Formé en 1995, ce groupe-phare de la French Touch, emmené par son leader Thomas Mars, entendait bien retrouver, après cette longue absence, son public fidèle et lui présenter son septième opus, « Alpha Zulu », sorti le 4 de ce mois.

Un album enregistré lors de la crise sanitaire au cœur du Musée des Arts Décoratifs de Paris et intégralement dédié au producteur et musicien Philippe Zdar, décédé en 2019.

Il est 20 h 45 lorsqu’un rideau noir tombe sur les planches. La salle est pleine à craquer. Elle est surtout peuplée de quadragénaires dont une majorité de dames et demoiselles. Effet coupe du monde ?
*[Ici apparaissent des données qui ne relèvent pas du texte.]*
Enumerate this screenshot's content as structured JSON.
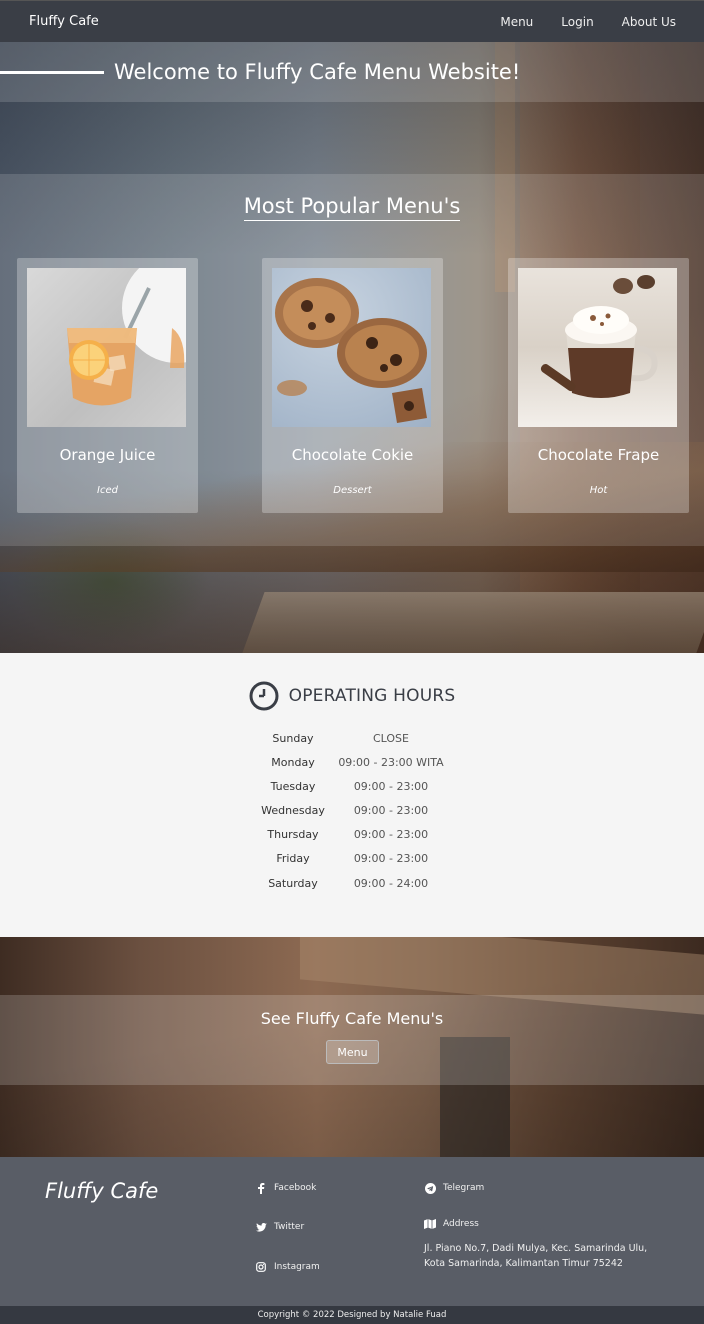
{
  "navbar": {
    "brand": "Fluffy Cafe",
    "links": [
      "Menu",
      "Login",
      "About Us"
    ]
  },
  "hero": {
    "welcome": "Welcome to Fluffy Cafe Menu Website!",
    "popular_title": "Most Popular Menu's",
    "cards": [
      {
        "name": "Orange Juice",
        "category": "Iced"
      },
      {
        "name": "Chocolate Cokie",
        "category": "Dessert"
      },
      {
        "name": "Chocolate Frape",
        "category": "Hot"
      }
    ]
  },
  "hours": {
    "title": "OPERATING HOURS",
    "rows": [
      {
        "day": "Sunday",
        "time": "CLOSE"
      },
      {
        "day": "Monday",
        "time": "09:00 - 23:00 WITA"
      },
      {
        "day": "Tuesday",
        "time": "09:00 - 23:00"
      },
      {
        "day": "Wednesday",
        "time": "09:00 - 23:00"
      },
      {
        "day": "Thursday",
        "time": "09:00 - 23:00"
      },
      {
        "day": "Friday",
        "time": "09:00 - 23:00"
      },
      {
        "day": "Saturday",
        "time": "09:00 - 24:00"
      }
    ]
  },
  "cta": {
    "title": "See Fluffy Cafe Menu's",
    "button": "Menu"
  },
  "footer": {
    "brand": "Fluffy Cafe",
    "facebook": "Facebook",
    "twitter": "Twitter",
    "instagram": "Instagram",
    "telegram": "Telegram",
    "address_label": "Address",
    "address_line1": "Jl. Piano No.7, Dadi Mulya, Kec. Samarinda Ulu,",
    "address_line2": "Kota Samarinda, Kalimantan Timur 75242",
    "copyright": "Copyright © 2022 Designed by Natalie Fuad"
  },
  "colors": {
    "navbar": "#3a3e46",
    "footer": "#595d66",
    "copyright_bar": "#353941",
    "hours_bg": "#f5f5f5"
  }
}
21 h le rideau se lève progressivement et révèle une gigantesque armada d’écrans simulant une perspective à vous couper le souffle. Une véritable boîte en 3 dimensions entièrement contrôlée par une équipe de techniciens, vidéastes et autres spécialistes en lumières. L’équipe de l’Alpha Zulu tour doit être imposante.
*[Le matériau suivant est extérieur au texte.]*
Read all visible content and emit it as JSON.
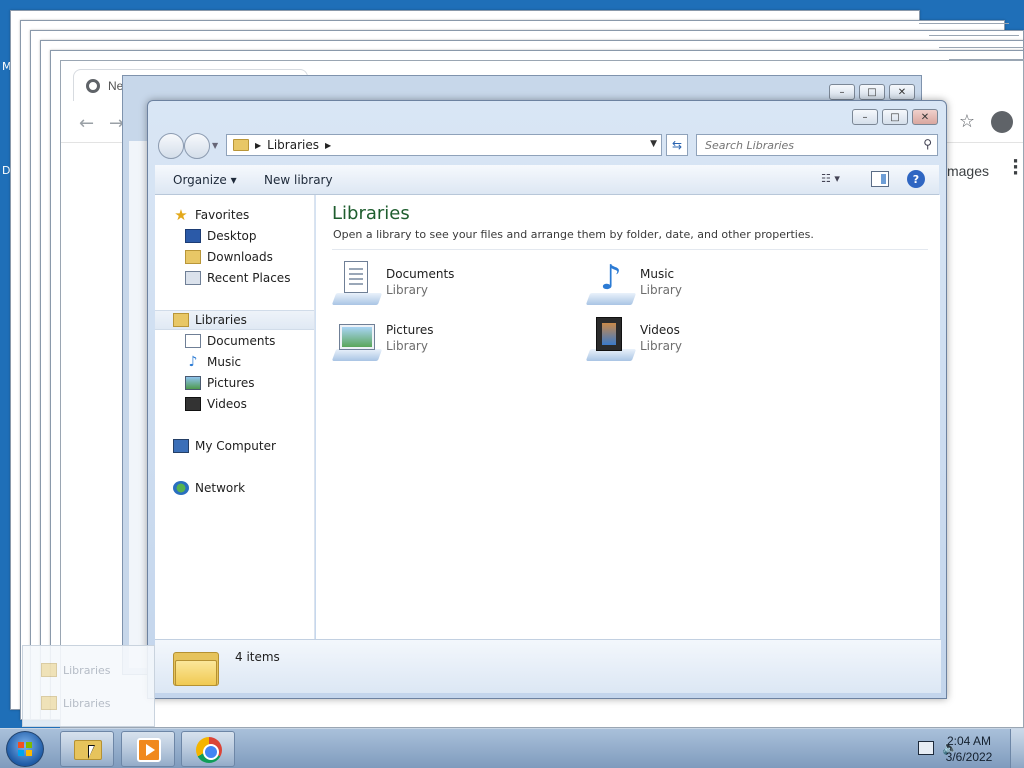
{
  "desktop": {
    "fragment_left_top": "M",
    "fragment_left_mid": "D"
  },
  "chrome": {
    "tab_title": "Ne",
    "images_link": "Images"
  },
  "explorer": {
    "address_crumb": "Libraries",
    "search_placeholder": "Search Libraries",
    "toolbar": {
      "organize": "Organize",
      "organize_caret": "▾",
      "new_library": "New library"
    },
    "nav": {
      "favorites": "Favorites",
      "desktop": "Desktop",
      "downloads": "Downloads",
      "recent_places": "Recent Places",
      "libraries": "Libraries",
      "documents": "Documents",
      "music": "Music",
      "pictures": "Pictures",
      "videos": "Videos",
      "my_computer": "My Computer",
      "network": "Network"
    },
    "content": {
      "title": "Libraries",
      "subtitle": "Open a library to see your files and arrange them by folder, date, and other properties.",
      "items": [
        {
          "name": "Documents",
          "kind": "Library"
        },
        {
          "name": "Music",
          "kind": "Library"
        },
        {
          "name": "Pictures",
          "kind": "Library"
        },
        {
          "name": "Videos",
          "kind": "Library"
        }
      ]
    },
    "status": {
      "item_count": "4 items"
    }
  },
  "thumbnails": [
    {
      "label": "Libraries"
    },
    {
      "label": "Libraries"
    }
  ],
  "taskbar": {
    "clock_time": "2:04 AM",
    "clock_date": "3/6/2022"
  }
}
Les premières notes de l’excellent « Listomania », extraites de l’opus « Wolfgang Amadeus Phoenix », résonnent lorsque s’achève sa remontée du rideau vers le ciel. Le quatuor débarque alors du fond de la scène tapissée d’un décor constitué de montagnes et d’arbres en contre-jour.

Le guitariste Laurent Brancowitz prend rapidement place à l’extrême gauche, alors que le bassiste/claviériste Deck d’Arcy (Frederic Jean Joseph Moulin de son vrai nom) se plante à mi-chemin entre le décor et le front stage.

L’autre sixcordiste, Christian Mazzalai, membre fondateur du groupe, est déjà au taquet, et s’installe au premier plan, à droite, comme d’habitude.

Thomas Hedlund, le drummer, envoie du lourd pour ce début de concert qui s’annonce plus que prometteur au vu du large sourire affiché par Thomas Mars. Et dès son arrivée, il se poste au beau milieu, au plus près de l’auditoire…

Enfin, le multi-instrumentiste Robin Coudert campe à l’extrême droite du podium (NDR : plus connu comme compositeur de musiques de film, il est à la tête d’une filmographie considérable)

Et en effet, la scénographie est tellement phénoménale qu’on est littéralement plongés dans un long métrage ou une pièce de théâtre géante tout au long de ce concert époustouflant par sa variété de décors. On pénètre littéralement dans le palais des glaces de Versailles, pour ensuite être transporté sur le bitume d’un périphérique d’une ville en pleine nuit, traversant des tunnels, bien au-delà des limitations de vitesse autorisées, pour ensuite être happés par traveling arrière depuis un jardin en Californie jusqu’au centre de l’univers. Lorsqu’il ne s’agit pas d’une œuvre d’art géante qui s’anime pour reprendre en chœur le déjà addictif ‘Hou Ha’ du single « Alpha Zulu ».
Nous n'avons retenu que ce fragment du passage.